Il résulte de l’instruction que le département de la Mayenne a considéré que l’offre de la société ADX Groupe, dont le prix est inférieur de plus de 55 % à l’estimation globale du maître d’œuvre, et nettement inférieur aux offres des autres candidats, était susceptible d’être qualifiée d’anormalement basse, et a invité cette société à lui apporter des justifications dans les conditions prévues par les dispositions citées au point 3. Ayant constaté que les écarts les plus significatifs entre l’offre de la requérante et celles des sociétés concurrentes portaient essentiellement sur les prix unitaires relatifs à la rédaction des rapports de diagnostics, le département a appelé l’attention de la société ADX Groupe sur la nécessité de fournir des justifications particulières sur ce point. En réponse cette société a notamment fourni, par courrier du 1er avril 2026, des documents intitulés « notes de calcul », exposant, pour trois opérations types correspondant à un ensemble des prestations comprises dans le marché en litige, les moyens mis en œuvre, leurs coûts de revient et la prise en considérations de ces derniers pour la construction d’une offre tarifaire économiquement viable pour la société requérante. Ces documents, qui ne couvrent pas de manière exhaustive les prestations d’élaboration des rapports de diagnostics susceptibles d’être commandées dans le cadre du marché, précisent toutefois le temps qui sera consacré à la rédaction de trois catégories de ces rapports, notamment le repérage amiante avant travaux et le rapport de fin de chantier de désamiantage. Compte tenu de l’objet et la consistance de ces rapports, tels que définis dans le cahier des clauses techniques particulières, et quand bien même la société ADX Groupe a fait valoir dans son offre qu’elle disposait d’outils d’automatisation des tâches réduisant significativement les délais de production de ces documents, sans d’ailleurs apporter aucune explication supplémentaire sur ce point dans sa réponse du 1er avril 2026, le département de la Mayenne a pu, sans commettre d’erreur de droit ni d’erreur manifeste d’appréciation, estimer que les moyens que la société ADX Groupe s’est ainsi engagée à consacrer à leur rédaction était trop réduits pour garantir leur fiabilité, et en conclure que le prix proposé par la requérante était manifestement sous-évalué et de nature à compromettre la bonne exécution du marché. Les moyens soulevés à cet égard par la société ADX Groupe doivent donc être écartés.

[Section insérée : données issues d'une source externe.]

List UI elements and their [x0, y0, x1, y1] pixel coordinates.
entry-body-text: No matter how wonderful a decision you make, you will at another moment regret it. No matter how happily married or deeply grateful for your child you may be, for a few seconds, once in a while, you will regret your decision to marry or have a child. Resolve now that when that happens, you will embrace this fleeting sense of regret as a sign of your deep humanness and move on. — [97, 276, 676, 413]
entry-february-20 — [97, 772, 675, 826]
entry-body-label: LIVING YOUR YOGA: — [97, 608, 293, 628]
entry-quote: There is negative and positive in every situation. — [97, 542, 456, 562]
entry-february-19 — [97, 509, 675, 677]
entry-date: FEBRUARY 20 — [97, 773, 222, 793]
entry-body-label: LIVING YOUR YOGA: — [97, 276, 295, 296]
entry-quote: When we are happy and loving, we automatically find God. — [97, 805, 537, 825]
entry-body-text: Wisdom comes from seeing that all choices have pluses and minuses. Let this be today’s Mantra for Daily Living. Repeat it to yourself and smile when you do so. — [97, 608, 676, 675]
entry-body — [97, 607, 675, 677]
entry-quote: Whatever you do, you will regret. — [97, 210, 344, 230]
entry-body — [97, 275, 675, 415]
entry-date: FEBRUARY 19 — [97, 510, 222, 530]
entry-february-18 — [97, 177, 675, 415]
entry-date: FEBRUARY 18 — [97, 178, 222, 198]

Il résulte de ce qui précède que les conclusions à fin d’annulation de la procédure présentées par la société ADX Groupe doivent être rejetées ainsi, par voie de conséquence, que ses conclusions à fin d’injonction.
En second lieu, les dispositions de l’article L. 761-1 du code de justice administrative font obstacle à ce que soit mise à la charge du département de la Mayenne, qui n’est pas dans la présente instance la partie perdante, la somme demandée par la société ADX Groupe au titre des frais exposés par elle et non compris dans les dépens. Il n’y a pas lieu, dans les circonstances de l’espèce, de mettre à la charge du la société ADX Groupe la somme demandée par le département de la Mayenne au même titre.
ORDONNE :
Article 1er : La requête de la société ADX Groupe est rejetée
Les conclusions du département de la Mayenne présentées sur le fondement des dispositions de l’article L. 761-1 du code de justice administrative sont rejetées.

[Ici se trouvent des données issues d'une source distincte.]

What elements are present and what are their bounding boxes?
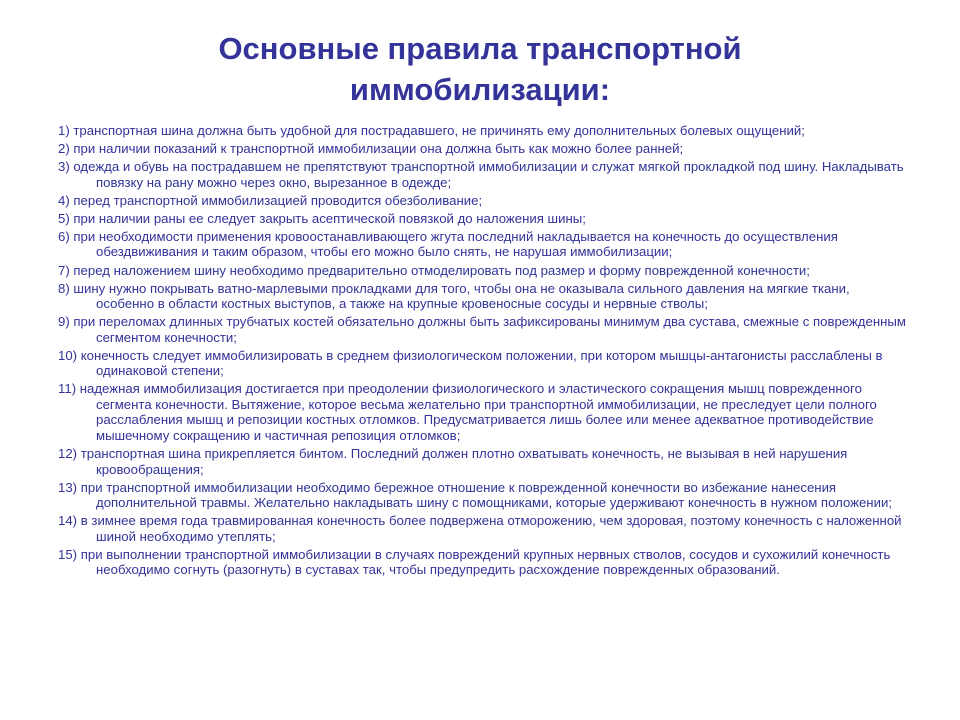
rule-item: 7) перед наложением шину необходимо предварительно отмоделировать под размер и форму поврежденной конечности; [58, 262, 810, 278]
rule-item: 12) транспортная шина прикрепляется бинтом. Последний должен плотно охватывать конечность, не вызывая в ней нарушения кровообращения; [58, 446, 848, 477]
rule-item: 14) в зимнее время года травмированная конечность более подвержена отморожению, чем здоровая, поэтому конечность с наложенной шиной необходимо утеплять; [58, 513, 902, 544]
rule-item: 4) перед транспортной иммобилизацией проводится обезболивание; [58, 192, 483, 208]
slide-title: Основные правила транспортной иммобилизации: [218, 31, 742, 107]
rule-item: 6) при необходимости применения кровоостанавливающего жгута последний накладывается на конечность до осуществления обездвиживания и таким образом, чтобы его можно было снять, не нарушая иммобилизации; [58, 228, 838, 260]
rule-item: 11) надежная иммобилизация достигается при преодолении физиологического и эластического сокращения мышц поврежденного сегмента конечности. Вытяжение, которое весьма желательно при транспортной иммобилизации, не преследует цели полного расслабления мышц и репозиции костных отломков. Предусматривается лишь более или менее адекватное противодействие мышечному сокращению и частичная репозиция отломков; [58, 381, 877, 443]
rule-item: 10) конечность следует иммобилизировать в среднем физиологическом положении, при котором мышцы-антагонисты расслаблены в одинаковой степени; [58, 347, 883, 379]
rule-item: 8) шину нужно покрывать ватно-марлевыми прокладками для того, чтобы она не оказывала сильного давления на мягкие ткани, особенно в области костных выступов, а также на крупные кровеносные сосуды и нервные стволы; [58, 280, 850, 312]
rule-item: 15) при выполнении транспортной иммобилизации в случаях повреждений крупных нервных стволов, сосудов и сухожилий конечность необходимо согнуть (разогнуть) в суставах так, чтобы предупредить расхождение поврежденных образований. [58, 546, 891, 578]
rule-item: 2) при наличии показаний к транспортной иммобилизации она должна быть как можно более ранней; [58, 141, 684, 157]
rule-item: 3) одежда и обувь на пострадавшем не препятствуют транспортной иммобилизации и служат мягкой прокладкой под шину. Накладывать повязку на рану можно через окно, вырезанное в одежде; [58, 159, 904, 190]
rule-item: 13) при транспортной иммобилизации необходимо бережное отношение к поврежденной конечности во избежание нанесения дополнительной травмы. Желательно накладывать шину с помощниками, которые удерживают конечность в нужном положении; [58, 479, 892, 511]
rule-item: 5) при наличии раны ее следует закрыть асептической повязкой до наложения шины; [58, 210, 586, 226]
rules-list [58, 123, 908, 580]
rule-item: 9) при переломах длинных трубчатых костей обязательно должны быть зафиксированы минимум два сустава, смежные с поврежденным сегментом конечности; [58, 314, 906, 345]
rule-item: 1) транспортная шина должна быть удобной для пострадавшего, не причинять ему дополнительных болевых ощущений; [58, 123, 805, 138]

La présente ordonnance sera notifiée à la société ADX Groupe, au département de la Mayenne et à la société AED Groupe.
Fait à Nantes le 5 juin 2026.
Le juge des référés,
A. Dardé
La greffière,
L. Lécuyer
La République mande et ordonne au préfet de la Mayenne, en ce qui le concerne ou à tous commissaires de justice à ce requis en ce qui concerne les voies de droit commun contre les parties privées, de pourvoir à l’exécution de la présente décision.